Dr. Ruspini, who has lectured extensively in the United States and abroad and is the author of over 100 original research papers, is a Life Fellow of the Institute of Electrical and Electronics Engineers, a First Fellow of the International Fuzzy Systems Association, a Fulbright Scholar, and a SRI Institute Fellow. Dr. Ruspini was the General Chairman of the Second IEEE International Conference on Fuzzy Systems (FUZZ-IEEE'93) and of the 1993 IEEE International Conference on Neural Networks (ICNN'93). In 2004, Dr. Ruspini received the Meritorious Service Award of the IEEE Neural Networks Society for leading the transition of the Neural Networks Council into Society status. He is one of the founding members of the North American Fuzzy Information Processing Society and the recipient of that society's King-Sun Fu Award. Dr. Ruspini is the recipient of the 2009 Fuzzy Systems Pioneer Award of the IEEE Computational Intelligence Society.
Dr. Ruspini is a former member of the IEEE Board of Directors (Division X Director , 2003–2004), the Past-President (President-2001) of the IEEE Neural Networks Council and its past Vice-president of Conferences. Dr. Ruspini, who has led numerous IEEE technical, educational, and organizational activities, is also a member of the Administrative Committee of the IEEE Computational Intelligence Society, and of its Nominations and Appointments and Constitution and Bylaws Committees.
PLATO: Platform for Collaborative Brain System Modeling
Dr. Shiro Usui
RIKEN Brain Science Institute, Japan
Friday, July 23
10:20h - 11:20h
To understand the details of the brain function, a large scale system model that reflects structure and neurophysiological characteristics needs to be implemented. Though numerous computational models of different brain areas have been proposed, its integration for the development of a large scale model have not yet been accomplished because these models were described by different programming languages and mostly because they use different data formats. We introduced a platform for a collaborative brain system modeling (PLATO) where one can construct computational models using several programming languages and connect them at the I/O level with a common data format namely netCDF. As an example, a whole visual system model including eye movement, eye optics, retinal network and visual cortex is being developed. Preliminary results demonstrate that the integrated model successfully simulates the signal processing flow at different stages of the visual system.

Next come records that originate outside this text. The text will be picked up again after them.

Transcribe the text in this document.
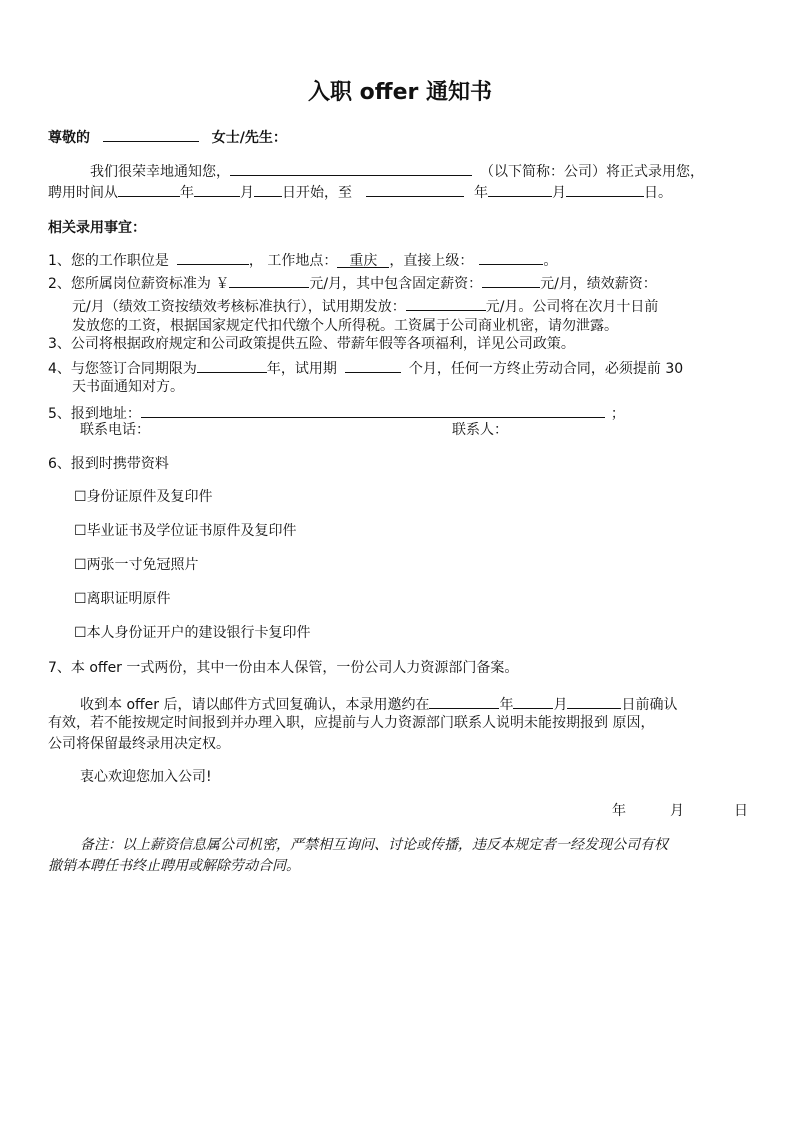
入职 offer 通知书
尊敬的	女士/先生：
我们很荣幸地通知您，	（以下简称：公司）将正式录用您，
聘用时间从	年	月 日开始，至	年	月	日。
相关录用事宜：
1、您的工作职位是	， 工作地点： 重庆 ，直接上级：	。
2、您所属岗位薪资标准为 ￥	元/月，其中包含固定薪资：	元/月，绩效薪资：
元/月（绩效工资按绩效考核标准执行），试用期发放：	元/月。公司将在次月十日前
发放您的工资，根据国家规定代扣代缴个人所得税。工资属于公司商业机密，请勿泄露。
3、公司将根据政府规定和公司政策提供五险、带薪年假等各项福利，详见公司政策。
4、与您签订合同期限为	年，试用期	个月，任何一方终止劳动合同，必须提前 30
天书面通知对方。
5、报到地址：	；
联系电话：	联系人：
6、报到时携带资料
☐身份证原件及复印件
☐毕业证书及学位证书原件及复印件
☐两张一寸免冠照片
☐离职证明原件
☐本人身份证开户的建设银行卡复印件
7、本 offer 一式两份，其中一份由本人保管，一份公司人力资源部门备案。
收到本 offer 后，请以邮件方式回复确认，本录用邀约在	年	月	日前确认
有效，若不能按规定时间报到并办理入职，应提前与人力资源部门联系人说明未能按期报到 原因，
公司将保留最终录用决定权。
衷心欢迎您加入公司!
年	月	日
备注：以上薪资信息属公司机密，严禁相互询问、讨论或传播，违反本规定者一经发现公司有权
撤销本聘任书终止聘用或解除劳动合同。
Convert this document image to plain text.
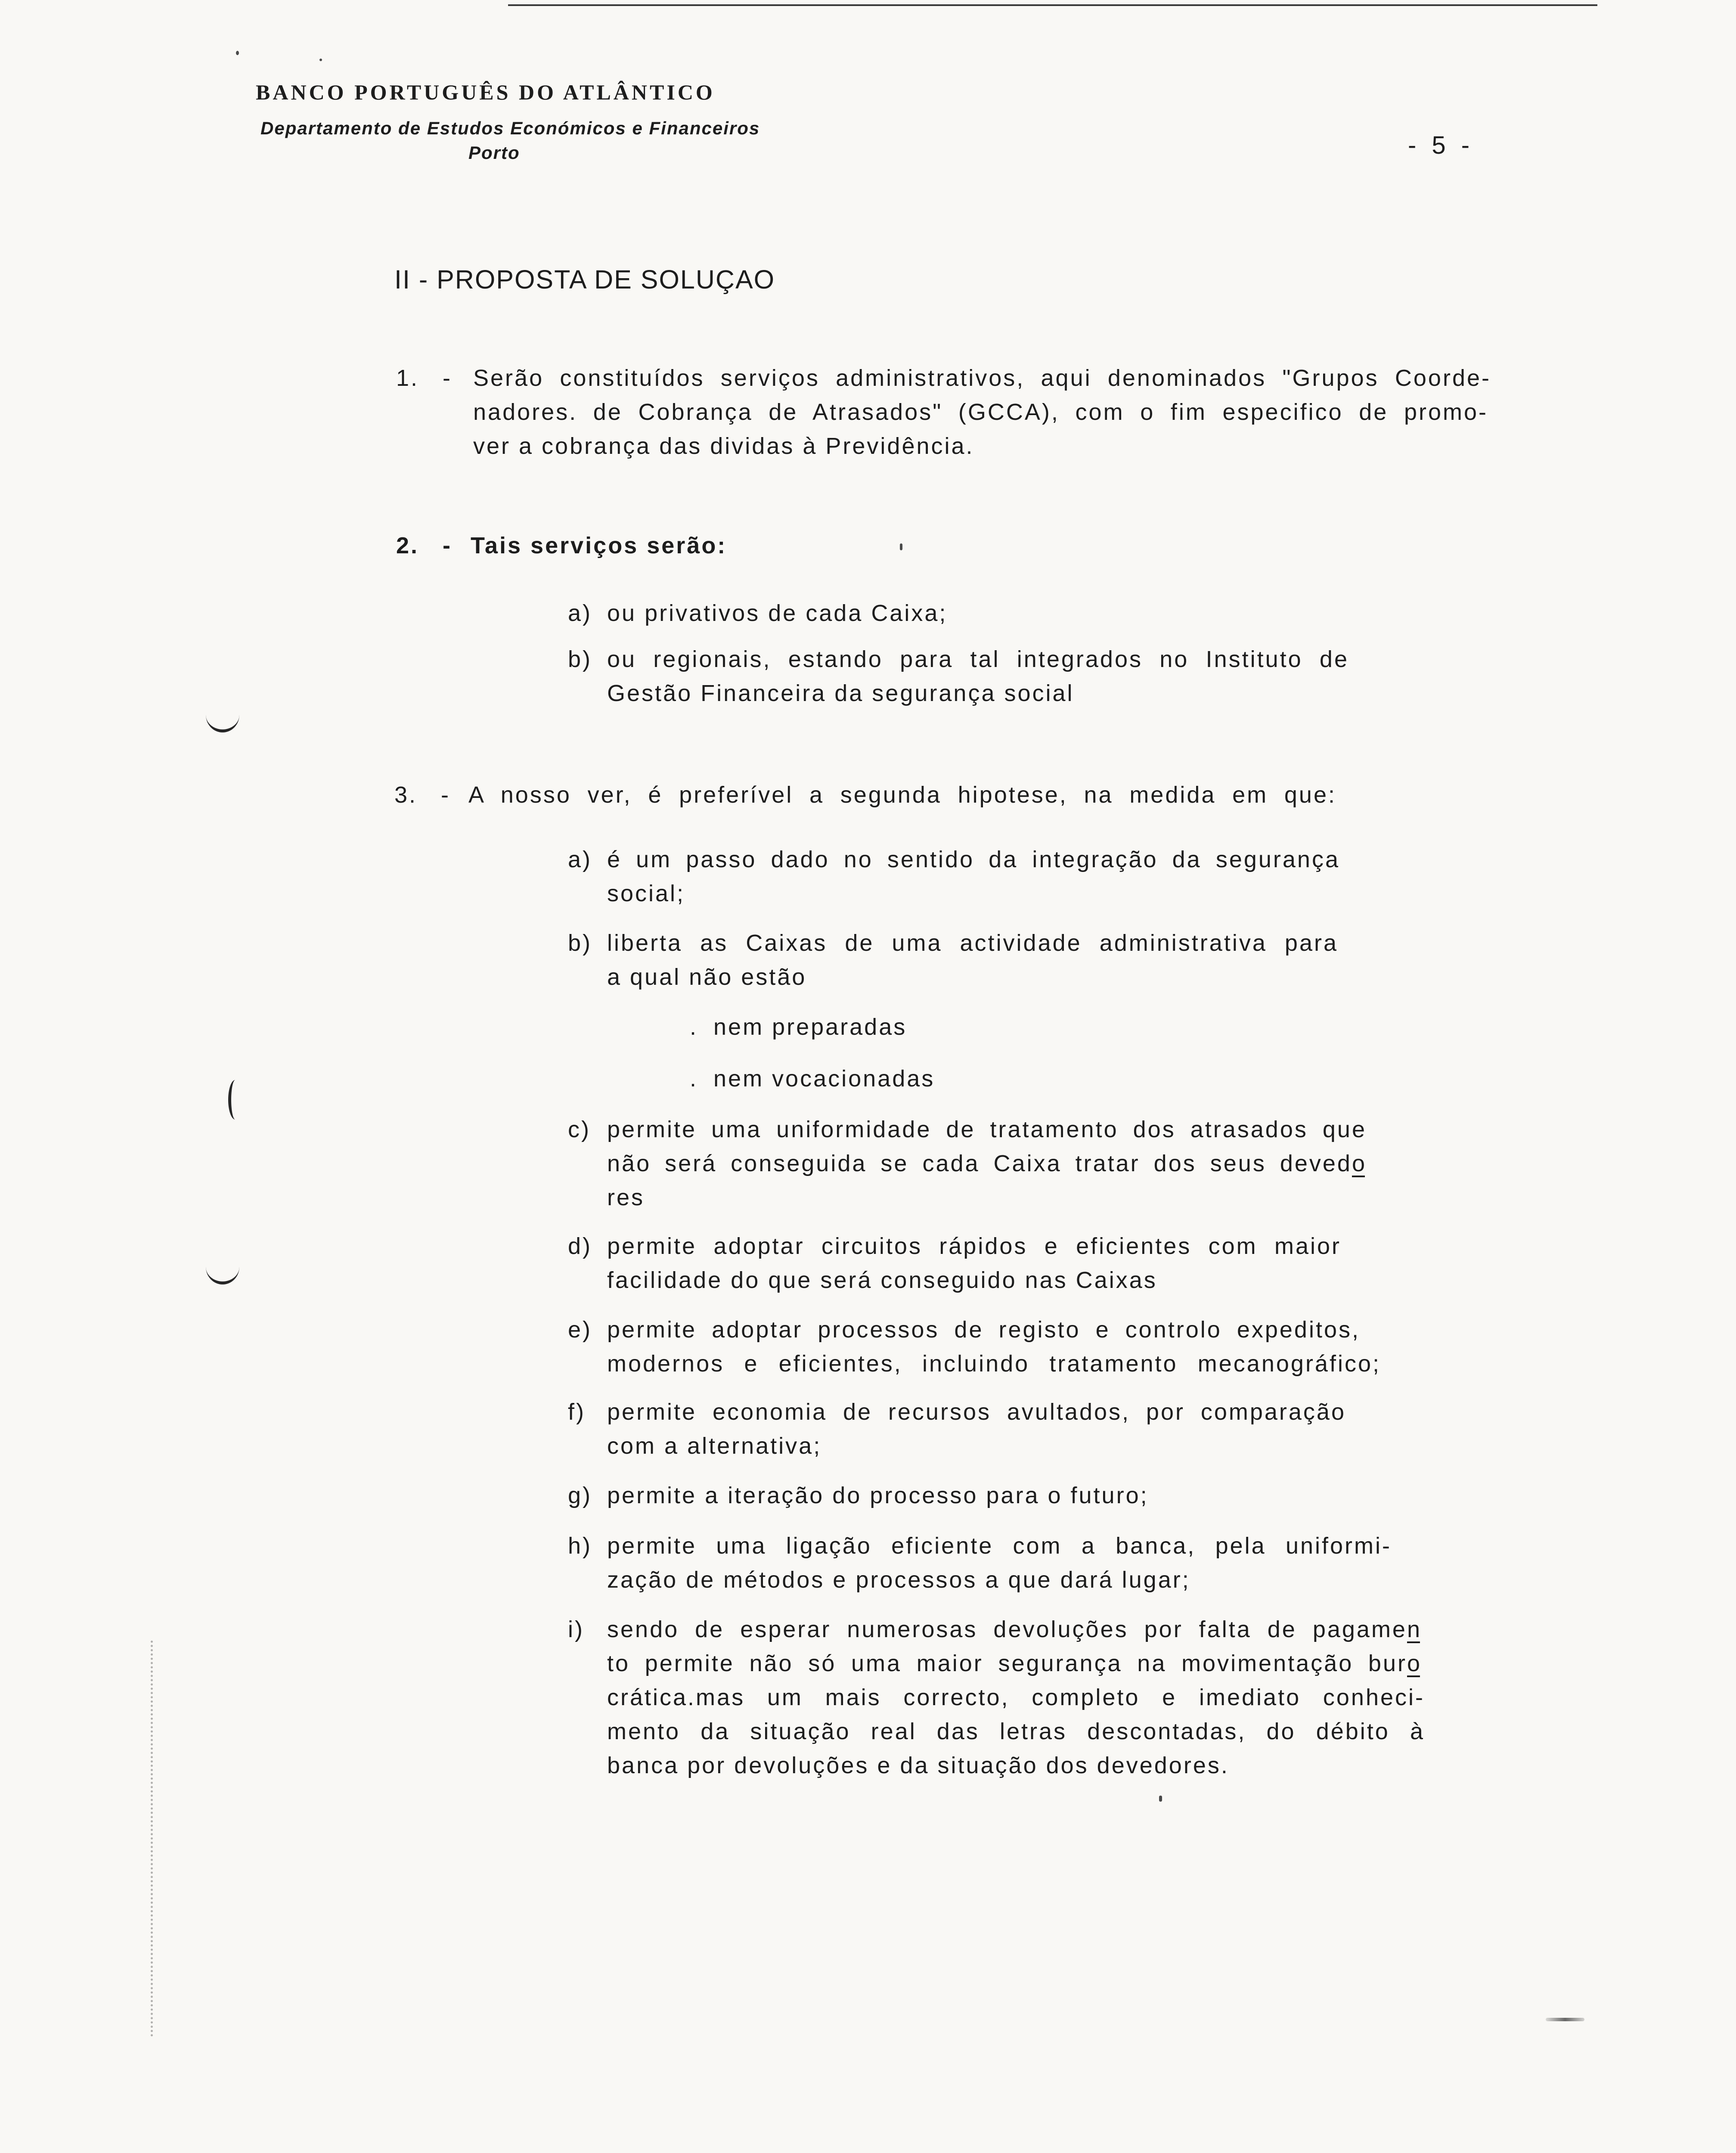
BANCO PORTUGUÊS DO ATLÂNTICO
Departamento de Estudos Económicos e Financeiros
Porto	- 5 -
II - PROPOSTA DE SOLUÇAO
1. - Serão constituídos serviços administrativos, aqui denominados "Grupos Coorde-
nadores. de Cobrança de Atrasados" (GCCA), com o fim especifico de promo-
ver a cobrança das dividas à Previdência.
2. - Tais serviços serão:
a) ou privativos de cada Caixa;
b) ou regionais, estando para tal integrados no Instituto de
Gestão Financeira da segurança social
3. - A nosso ver, é preferível a segunda hipotese, na medida em que:
a) é um passo dado no sentido da integração da segurança
social;
b) liberta as Caixas de uma actividade administrativa para
a qual não estão
. nem preparadas
. nem vocacionadas
c) permite uma uniformidade de tratamento dos atrasados que
não será conseguida se cada Caixa tratar dos seus devedo
res
d) permite adoptar circuitos rápidos e eficientes com maior
facilidade do que será conseguido nas Caixas
e) permite adoptar processos de registo e controlo expeditos,
modernos e eficientes, incluindo tratamento mecanográfico;
f) permite economia de recursos avultados, por comparação
com a alternativa;
g) permite a iteração do processo para o futuro;
h) permite uma ligação eficiente com a banca, pela uniformi-
zação de métodos e processos a que dará lugar;
i) sendo de esperar numerosas devoluções por falta de pagamen
to permite não só uma maior segurança na movimentação buro
crática.mas um mais correcto, completo e imediato conheci-
mento da situação real das letras descontadas, do débito à
banca por devoluções e da situação dos devedores.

Key words: Neuroinformatics, Large scale modeling, Visual system, Common data format
Dr. Shiro Usui received his Ph.D. degree in Electrical Engineering and Computer Science from the University of California, Berkeley in 1974 and became a research assistant at Nagoya University. He moved to Toyohashi University of Technology in 1979 as a lecturer, and has been a professor since 1986. In 2003, he moved to RIKEN Brain Science Institute, Wako Japan as a Head of Neuroinformatics Laboratory and also the Director of Neuroinformatics Japan Center in 2007. His research interests are neuroinformatics, computational neuroscience and physiological engineering in vision science. He is the authors of Neuroinformatics, Mathematical Models of Brain and Neural Systems and several others. He was the President of the Japanese Neural Network Society for 2005 and 2006, and a Fellow of the IEEE and the IEICE.